The overview, which highlights similarities and differences among the approaches taken by the various contributors, is very important to seeing the volume as an integrated whole. It is also a handy reference source, especially since most of the articles lack abstracts, and some of them also lack coherent summaries.
The quality of the papers themselves in uneven, as is the editing. Many present ideas that are both interesting and original, but in ways that are sometimes difficult for the reader to follow. In some, individual constraints are used without adequate introduction. In others, there is a paucity of data, as if contributors get carried away by the theoretical interest of their work, and lose sight of the empirical basis of the discussion.

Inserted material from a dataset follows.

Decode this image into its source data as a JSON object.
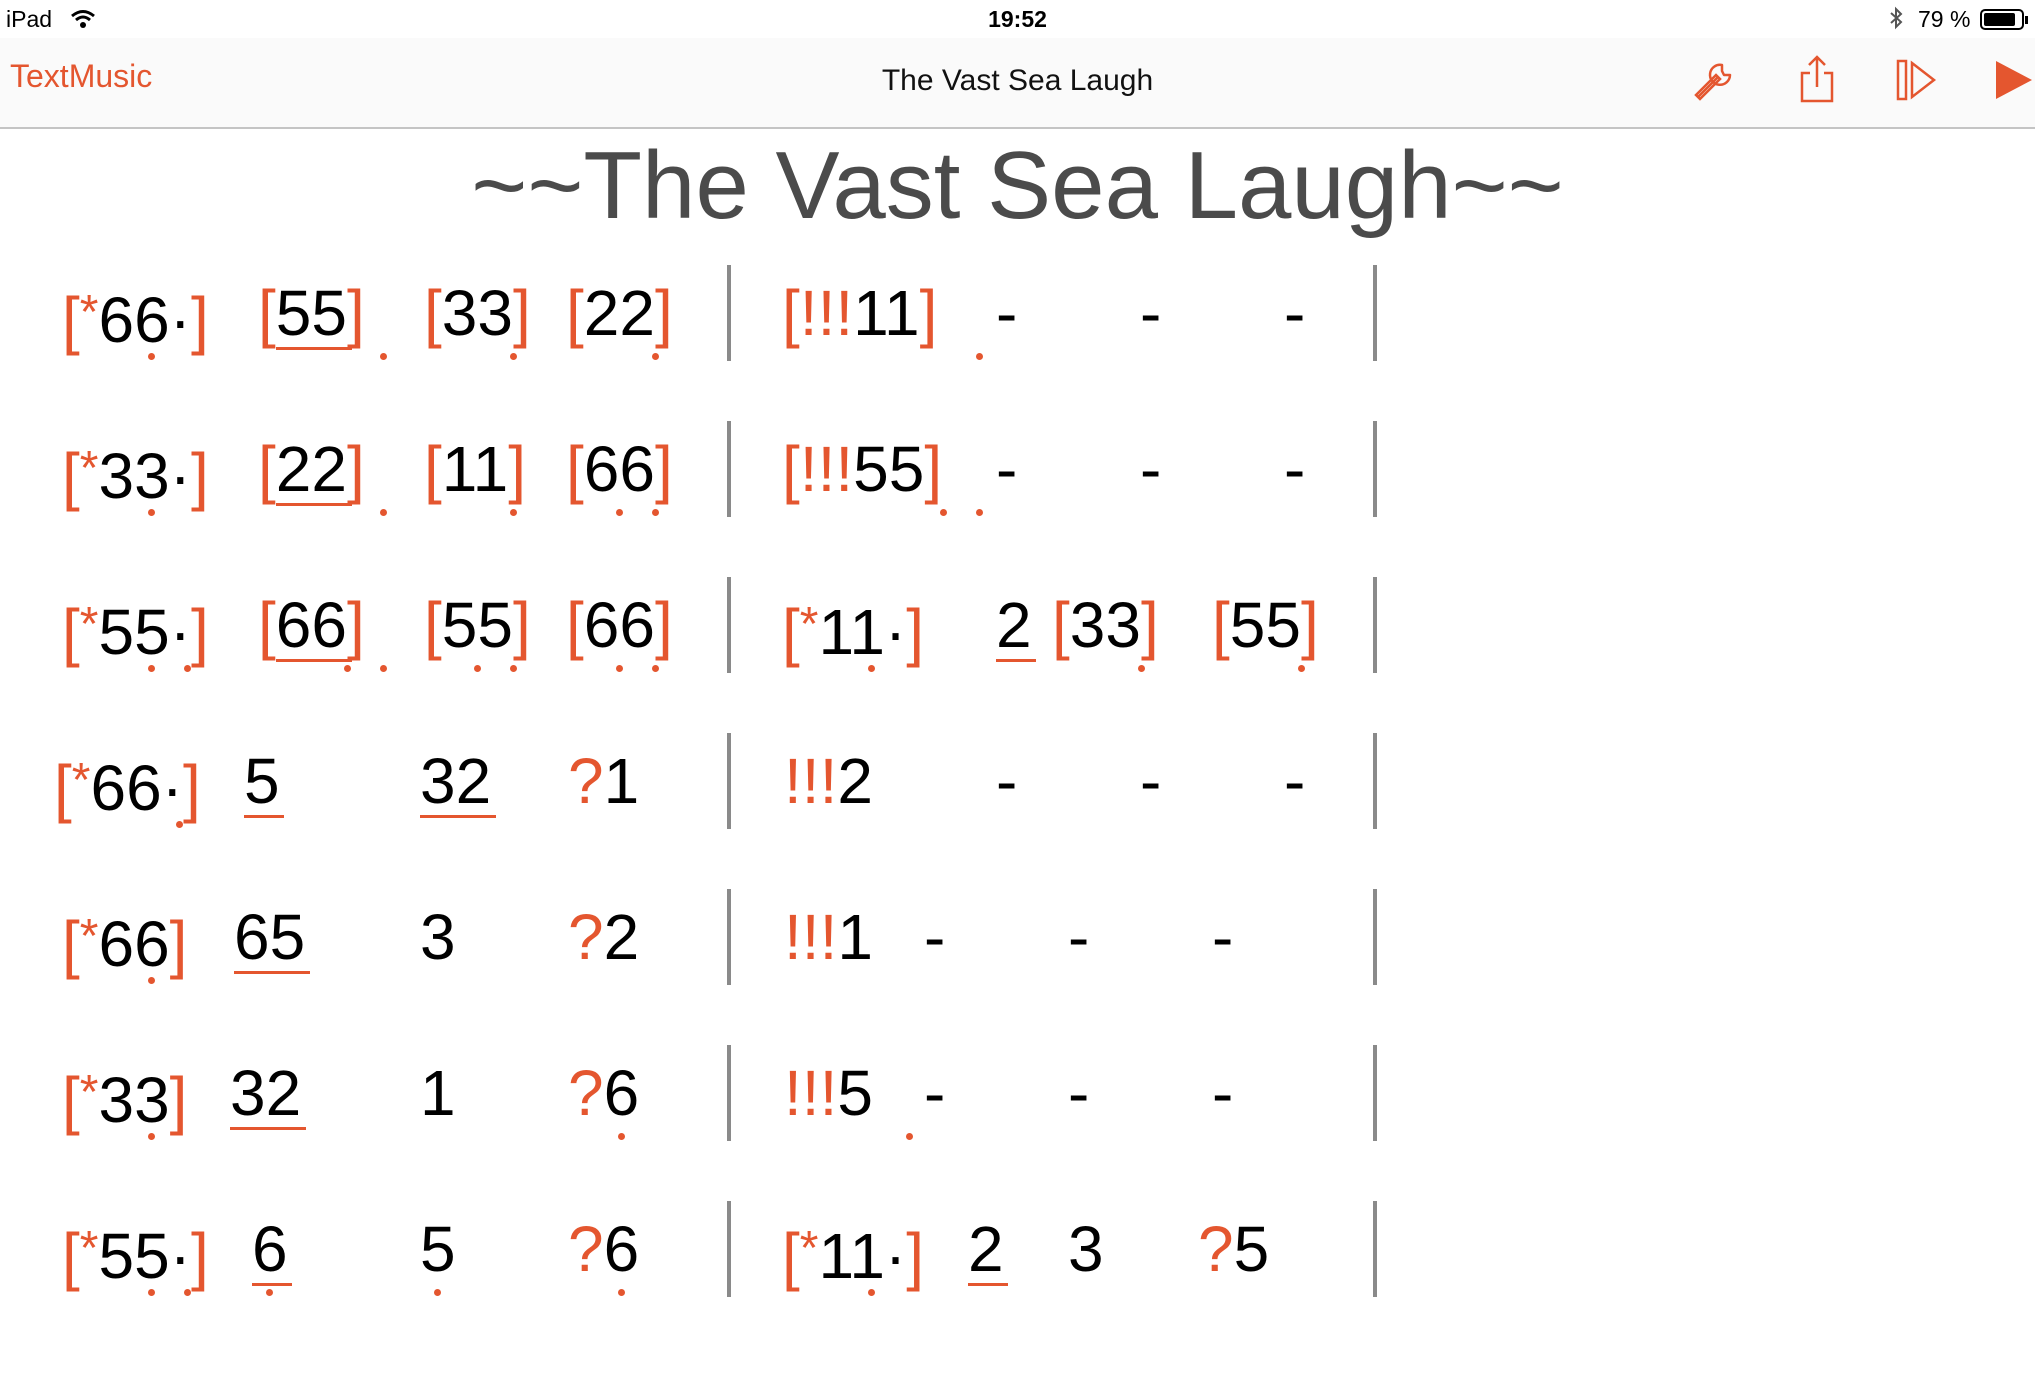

Simply keeping track of the constraints can be a challenge for the reader. T.S. Eliot said that "the naming of cats is a difficult matter" and the same may be said about the naming of constraints. In Optimality Theory(or at least in the subset of work on syntax with which I am familiar) constraints seem to be named without a great deal of thought for the reader who must endeavour to keep them all straight. Particularly problematic is the fact that sometimes what is essentially the same constraint turns up under several different names. Occasionally this reflects a significant theoretical difference (as in the difference between Grimshaw's Stay and Legendre et al's *t, which state that an element does not move and that traces are disallowed) but this is not always the case. (An example is Newson's Move, which appears to be a combination of Stay and *t). In an anthology of this kind, the contributors might have been encouraged to aim for greater consistency in the naming of constraints.

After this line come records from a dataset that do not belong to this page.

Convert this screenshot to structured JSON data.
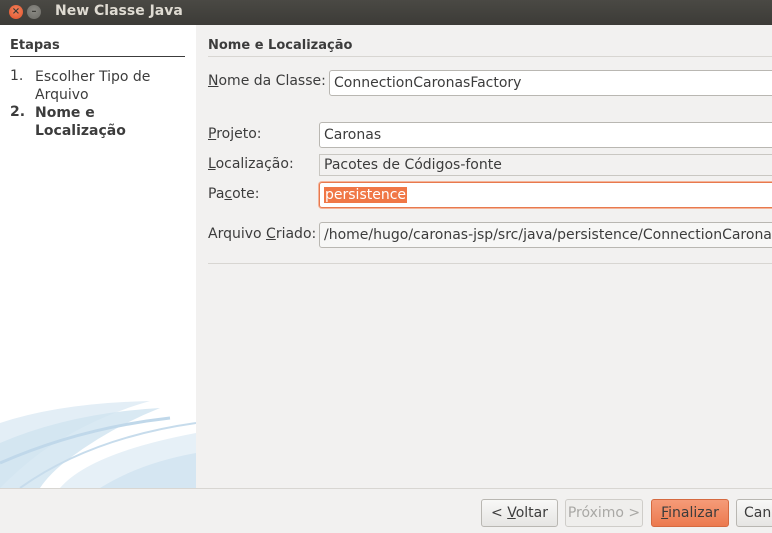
{
  "window": {
    "title": "New Classe Java"
  },
  "sidebar": {
    "heading": "Etapas",
    "steps": [
      {
        "num": "1.",
        "label": "Escolher Tipo de Arquivo"
      },
      {
        "num": "2.",
        "label": "Nome e Localização"
      }
    ]
  },
  "main": {
    "section_title": "Nome e Localização",
    "class_name": {
      "label_prefix": "",
      "label_mnemonic": "N",
      "label_rest": "ome da Classe:",
      "value": "ConnectionCaronasFactory"
    },
    "project": {
      "label_mnemonic": "P",
      "label_rest": "rojeto:",
      "value": "Caronas"
    },
    "location": {
      "label_mnemonic": "L",
      "label_rest": "ocalização:",
      "value": "Pacotes de Códigos-fonte"
    },
    "package": {
      "label_prefix": "Pa",
      "label_mnemonic": "c",
      "label_rest": "ote:",
      "value": "persistence"
    },
    "created_file": {
      "label_prefix": "Arquivo ",
      "label_mnemonic": "C",
      "label_rest": "riado:",
      "value": "/home/hugo/caronas-jsp/src/java/persistence/ConnectionCaronasFactory.java"
    }
  },
  "footer": {
    "back": {
      "prefix": "< ",
      "mnemonic": "V",
      "rest": "oltar"
    },
    "next": {
      "label": "Próximo >"
    },
    "finish": {
      "mnemonic": "F",
      "rest": "inalizar"
    },
    "cancel": {
      "label": "Cancelar"
    }
  },
  "colors": {
    "accent": "#f07746",
    "titlebar": "#3c3b37"
  }
}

Where this is not desirable for theoretical reasons, a concordance of constraints would be useful, particularly since one of the main goals of Optimality Theory is to posit a set of relatively simple universal constraints which account for a wide variety of complex phenomena. Although the field of Optimality Theory and syntax is still very young, it is not too soon to start keeping track of which constraints account for more than one phenomena, particularly since Optimality Theory must be defended against the charge that its practitioners simply cut constraints out of whole cloth as the need arises. (While Optimality Theory is very much established in phonology, in syntax it is still very much the new kid on the block.)
This book is part of an ongoing dialogue about syntax and Optimality Theory, and as such it is not self-contained. Contributors build upon or refine analysis presented in previous papers (many of which are available on the Rutgers Optimality Archive). The subject matter ranges widely, both in terms of the types of data considered and in terms of the theories within which they are discussed. Many papers assume considerable prior knowledge on the part of the reader. Readers will find it helpful to keep on hand a linguistic dictionary or a general linguistics text with a good glossary.

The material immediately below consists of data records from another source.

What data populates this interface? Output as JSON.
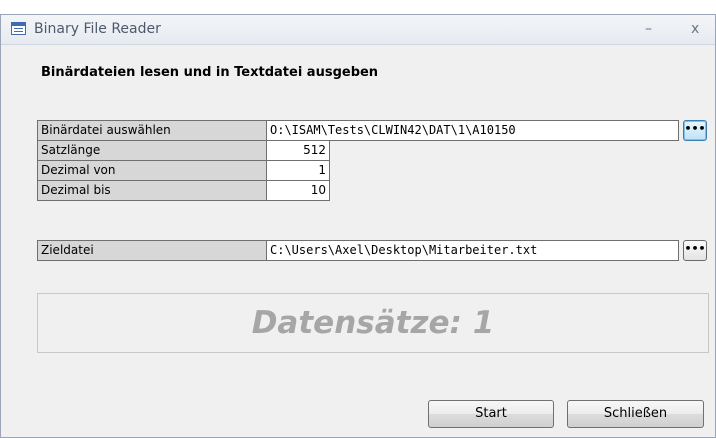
{
  "window": {
    "title": "Binary File Reader",
    "minimize_glyph": "–",
    "close_glyph": "x"
  },
  "form": {
    "heading": "Binärdateien lesen und in Textdatei ausgeben",
    "source_label": "Binärdatei auswählen",
    "source_path": "O:\\ISAM\\Tests\\CLWIN42\\DAT\\1\\A10150",
    "record_length_label": "Satzlänge",
    "record_length": "512",
    "decimal_from_label": "Dezimal von",
    "decimal_from": "1",
    "decimal_to_label": "Dezimal bis",
    "decimal_to": "10",
    "target_label": "Zieldatei",
    "target_path": "C:\\Users\\Axel\\Desktop\\Mitarbeiter.txt",
    "browse_label": "•••",
    "records_text": "Datensätze: 1"
  },
  "buttons": {
    "start": "Start",
    "close": "Schließen"
  },
  "icons": {
    "app": "form-icon",
    "browse": "ellipsis-icon"
  }
}
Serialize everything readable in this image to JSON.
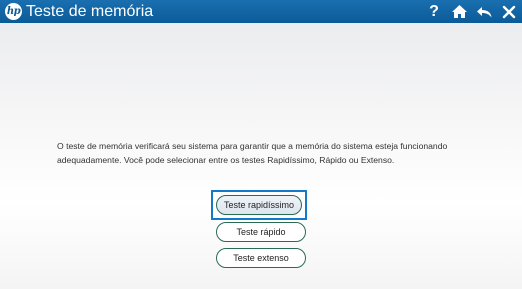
{
  "window": {
    "title": "Teste de memória",
    "logo_text": "hp"
  },
  "toolbar": {
    "help_label": "?",
    "icons": [
      "help-icon",
      "home-icon",
      "back-icon",
      "close-icon"
    ]
  },
  "main": {
    "description": "O teste de memória verificará seu sistema para garantir que a memória do sistema esteja funcionando adequadamente. Você pode selecionar entre os testes Rapidíssimo, Rápido ou Extenso.",
    "buttons": [
      {
        "label": "Teste rapidíssimo",
        "selected": true
      },
      {
        "label": "Teste rápido",
        "selected": false
      },
      {
        "label": "Teste extenso",
        "selected": false
      }
    ]
  },
  "colors": {
    "titlebar": "#0b5b98",
    "focus_ring": "#1479c8",
    "button_border": "#2a6b54"
  }
}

Nonetheless, any reader with a serious interest in the application of Optimality Theory outside of phonology will find reading this book very useful, and anyone doing research involving Optimality Theoretic approaches to syntax will find reading it a necessity. This book is a valuable contribution to the field.
Bibliography Prince, Alan S., and Paul Smolensky. "Optimality Theory: Constraint Interaction in Generative Grammar," RuCCs Technical Report #2, Rutgers University Center for Cognitive Science, Piscataway, N.J. (To appear; Cambridge MA. MIT Press)
Melissa Svendsen is a graduate student at the University of Victoria. She is currently writing her master's thesis on an Optimality Theoretic account of cross-linguistic variation in wh-movement, focusing in particular on optional wh-movement in Babine Witsuwit'en (an Athabaskan language).